Carlos Mayor Oreja nació en San Sebastián el 13 de marzo de 1961. Estudió en el colegio de los marianistas de San Sebastián hasta que se trasladó a Madrid para estudiar Derecho en la Universidad Complutense de Madrid. Es funcionario de carrera y fue consejero de la Comunidad de Madrid de 1995 a 2003.
-¿Por qué quisiste escribir esta novela?
-La novela tiene su origen en mi diario de adolescente del año 1976. La manera en la que en el País Vasco unos chavales de 15 años vivieron esta convulsa etapa de nuestra reciente historia encerraba en sí mismo algo que valía la pena contar. Si a esto añadimos el hecho de que en la actualidad se nos intente explicar lo que pasó de manera tan diferente a como algunos lo vivimos, el deseo se convierte en una obligación y el resultado es Tiza y pancarta: explicar a través de la ficción la historia tal y como yo la recuerdo.
»No pretende ser una novela histórica, pero sí de memoria histórica, que es algo muy diferente a la historia que corresponde explicarla a los historiadores. Sólo quiero contar lo que yo viví o, mejor dicho, como yo lo recuerdo; sin mayores pretensiones, planteando temas sin resolverlos, para que el lector pueda llegar a sus propias conclusiones.
-¿Cómo recuerdas tu adolescencia en el País Vasco? ¿Había mucha politización, nacionalismo… en las aulas?

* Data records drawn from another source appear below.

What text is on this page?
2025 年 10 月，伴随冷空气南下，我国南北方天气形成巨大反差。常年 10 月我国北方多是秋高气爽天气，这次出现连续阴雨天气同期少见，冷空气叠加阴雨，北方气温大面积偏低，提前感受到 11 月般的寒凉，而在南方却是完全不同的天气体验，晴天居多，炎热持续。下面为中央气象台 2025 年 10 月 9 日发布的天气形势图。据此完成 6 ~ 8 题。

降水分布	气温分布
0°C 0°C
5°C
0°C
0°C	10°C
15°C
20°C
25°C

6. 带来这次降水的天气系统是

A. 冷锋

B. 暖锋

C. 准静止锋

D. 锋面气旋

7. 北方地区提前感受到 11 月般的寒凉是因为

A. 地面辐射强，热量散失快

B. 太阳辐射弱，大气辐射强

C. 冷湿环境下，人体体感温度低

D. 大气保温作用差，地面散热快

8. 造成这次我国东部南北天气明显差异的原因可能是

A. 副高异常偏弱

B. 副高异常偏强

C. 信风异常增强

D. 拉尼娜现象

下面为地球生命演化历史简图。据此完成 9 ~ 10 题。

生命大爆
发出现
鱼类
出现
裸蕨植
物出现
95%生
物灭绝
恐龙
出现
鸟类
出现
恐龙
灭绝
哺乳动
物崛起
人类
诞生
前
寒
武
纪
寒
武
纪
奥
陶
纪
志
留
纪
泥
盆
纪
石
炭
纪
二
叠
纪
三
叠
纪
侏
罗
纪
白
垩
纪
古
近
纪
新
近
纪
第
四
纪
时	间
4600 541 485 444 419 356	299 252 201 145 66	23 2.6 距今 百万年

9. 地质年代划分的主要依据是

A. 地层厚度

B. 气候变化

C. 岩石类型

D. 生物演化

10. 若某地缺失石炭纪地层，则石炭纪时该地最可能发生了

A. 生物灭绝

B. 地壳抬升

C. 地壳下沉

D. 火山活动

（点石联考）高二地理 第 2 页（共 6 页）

-No fueron años fáciles. La novela transcurre en un colegio religioso, los marianistas de San Sebastián. Un colegio es un buen escenario para combinar hechos históricos y pequeños asuntos, aunque son, precisamente, esos asuntos menores los que ayudan a comprender mucho mejor lo que pasó. La novela está repleta de anécdotas, muchas sacadas de mi diario. Que el ambiente llevara a que unos chavales de 15 años se tuvieran que definir sobre si hacían huelga, iban a una manifestación o si tenían tal o cual identidad, no resulta agradable para nadie. De eso trata también la novela.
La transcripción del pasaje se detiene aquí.